Calgary is one of the biggest cities I have seen in a month and has a population of 900,000. It is very clean on the periphery with lots and lots of newer looking housing tracts. My question is why they were built so close together when there is so much land? I can’t answer that because we also don’t have any wifi access. Our phones and tablets are essentially off…the expense here for cellular Internet access is enormous. Could it be that Canada does not want its people glued to a machine? The subtle differences you see here are interesting. Everything is also written in French. You can’t buy liquor at Costco or WallMart. Our debit card was not accepted at Costco and their money looks funny! We arrived July 5th in Lake Louise about 9:30 at night but it was still daylight here in the north country!
Today we just explored and looked into what we want to see here. We tried to go to Lake Louise Chalet twice, but the traffic was so incredibly bad, we turned around. We will go early in the morning tomorrow. We started driving up towards an ice field, but got so enthralled with taking pictures of the wildflowers, that we never made it.
After an early dinner, we attended one of the ranger led shows in the camp ground on hiking “ToThe Top” of Temple Mountain. Great history lesson, safety tips, and humor. Our camp site is one of the nicest we have ever been in despite the fact that it only provides electricity 30 amps (occasionally), no available water and no sewer connection. The sites are all pull through that will accommodate a big rig and are situated at least 20 yards from your neighbor’s site with forest and pines in between for privacy….we hope to extend here at least 3 more days…we just have to ask daily for cancellations and be willing to move.

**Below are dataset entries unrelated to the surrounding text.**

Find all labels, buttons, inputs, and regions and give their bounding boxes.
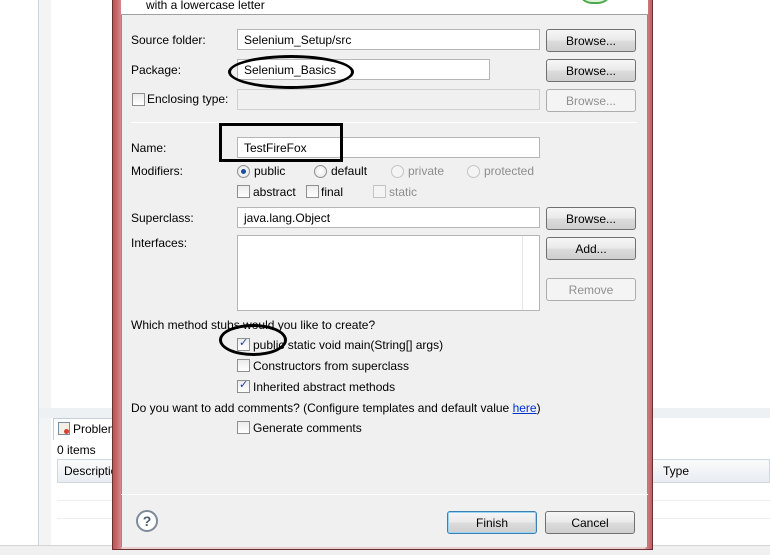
modifier-abstract-label: abstract <box>253 185 296 199</box>
inherited-methods-checkbox[interactable] <box>237 378 250 393</box>
constructors-checkbox[interactable] <box>237 359 250 372</box>
package-browse-button[interactable]: Browse... <box>546 59 636 82</box>
problems-items-count: 0 items <box>57 443 96 457</box>
add-interface-button[interactable]: Add... <box>546 237 636 260</box>
remove-interface-button[interactable]: Remove <box>546 278 636 301</box>
package-label: Package: <box>131 63 182 77</box>
modifier-default-radio[interactable] <box>314 165 327 178</box>
finish-button[interactable]: Finish <box>447 511 537 534</box>
superclass-browse-button[interactable]: Browse... <box>546 207 636 230</box>
inherited-methods-label: Inherited abstract methods <box>253 380 396 394</box>
package-input[interactable]: Selenium_Basics <box>237 59 490 80</box>
modifier-final-label: final <box>321 185 344 199</box>
interfaces-label: Interfaces: <box>131 236 188 250</box>
separator <box>131 122 637 123</box>
main-method-label: public static void main(String[] args) <box>253 338 444 352</box>
editor-gutter <box>39 0 51 555</box>
problems-icon <box>58 422 70 435</box>
source-folder-browse-button[interactable]: Browse... <box>546 29 636 52</box>
constructors-label: Constructors from superclass <box>253 359 410 373</box>
configure-templates-link[interactable]: here <box>513 401 537 415</box>
comments-question: Do you want to add comments? (Configure … <box>131 401 541 415</box>
name-label: Name: <box>131 141 167 155</box>
cancel-button[interactable]: Cancel <box>545 511 635 534</box>
generate-comments-checkbox[interactable] <box>237 421 250 434</box>
help-icon[interactable]: ? <box>136 510 158 532</box>
column-header-type[interactable]: Type <box>663 464 689 478</box>
superclass-input[interactable]: java.lang.Object <box>237 207 540 228</box>
class-name-input[interactable]: TestFireFox <box>237 137 540 158</box>
modifier-final-checkbox[interactable] <box>306 185 319 198</box>
superclass-label: Superclass: <box>131 211 194 225</box>
column-header-description[interactable]: Descriptio <box>64 464 117 478</box>
comments-question-text: Do you want to add comments? (Configure … <box>131 401 513 415</box>
modifiers-label: Modifiers: <box>131 164 184 178</box>
modifier-static-checkbox[interactable] <box>373 185 386 198</box>
source-folder-label: Source folder: <box>131 33 206 47</box>
source-folder-input[interactable]: Selenium_Setup/src <box>237 29 540 50</box>
footer-separator <box>121 494 648 495</box>
interfaces-scrollbar[interactable] <box>522 236 539 310</box>
enclosing-type-browse-button[interactable]: Browse... <box>546 89 636 112</box>
modifier-private-label: private <box>408 164 445 178</box>
modifier-static-label: static <box>389 185 418 199</box>
enclosing-type-label: Enclosing type: <box>147 92 229 106</box>
enclosing-type-checkbox[interactable] <box>132 93 145 106</box>
generate-comments-label: Generate comments <box>253 421 362 435</box>
interfaces-list[interactable] <box>237 235 540 311</box>
modifier-public-label: public <box>254 164 286 178</box>
method-stubs-question: Which method stubs would you like to cre… <box>131 318 376 332</box>
modifier-abstract-checkbox[interactable] <box>237 185 250 198</box>
modifier-protected-label: protected <box>484 164 535 178</box>
modifier-default-label: default <box>331 164 368 178</box>
enclosing-type-input[interactable] <box>237 89 540 110</box>
view-border <box>38 0 39 555</box>
modifier-public-radio[interactable] <box>237 165 250 178</box>
tab-problems-label: Problen <box>73 422 115 436</box>
modifier-private-radio[interactable] <box>391 165 404 178</box>
header-message: with a lowercase letter <box>146 0 265 12</box>
modifier-protected-radio[interactable] <box>467 165 480 178</box>
comments-question-suffix: ) <box>536 401 541 415</box>
main-method-checkbox[interactable] <box>237 336 250 351</box>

We moved the coach again to an overflow area and now actually have the best spot in the park. We are now dry camping without any hookups.
We went on a boat ride in Mary Lake early this morning and met the Chief of the Black Feet Indians for this region. He was an Army vet and The Chief (Chairman) and Doug struck up a conversation at a bridge we were hiking on. At his invitation, we went to his house in the afternoon and met several of this 18 siblings. The family has a lovely summer home on the banks of the St. Mary river just north of where we have been staying. He is a very interesting man working hard with his Tribal Council to address the many challenges faced be the Native American Nations. He and Doug talked about healthcare, land rights, old treaties, and even the Washington Redskins name controversy. We made another new friend!
Tomorrow onto Canada – weather permitting. Big storm for tonight!
Chores today. It is time to wash those things we wear over and over. We did made the same mistake we have made many times before….we just can’t seem to get it right. This trip we made sure we have plenty of clothes for cool weather, after all we are in the mountains….the temperature hasn’t been below 80 during the day. My one pair of shorts can stand up by themselves.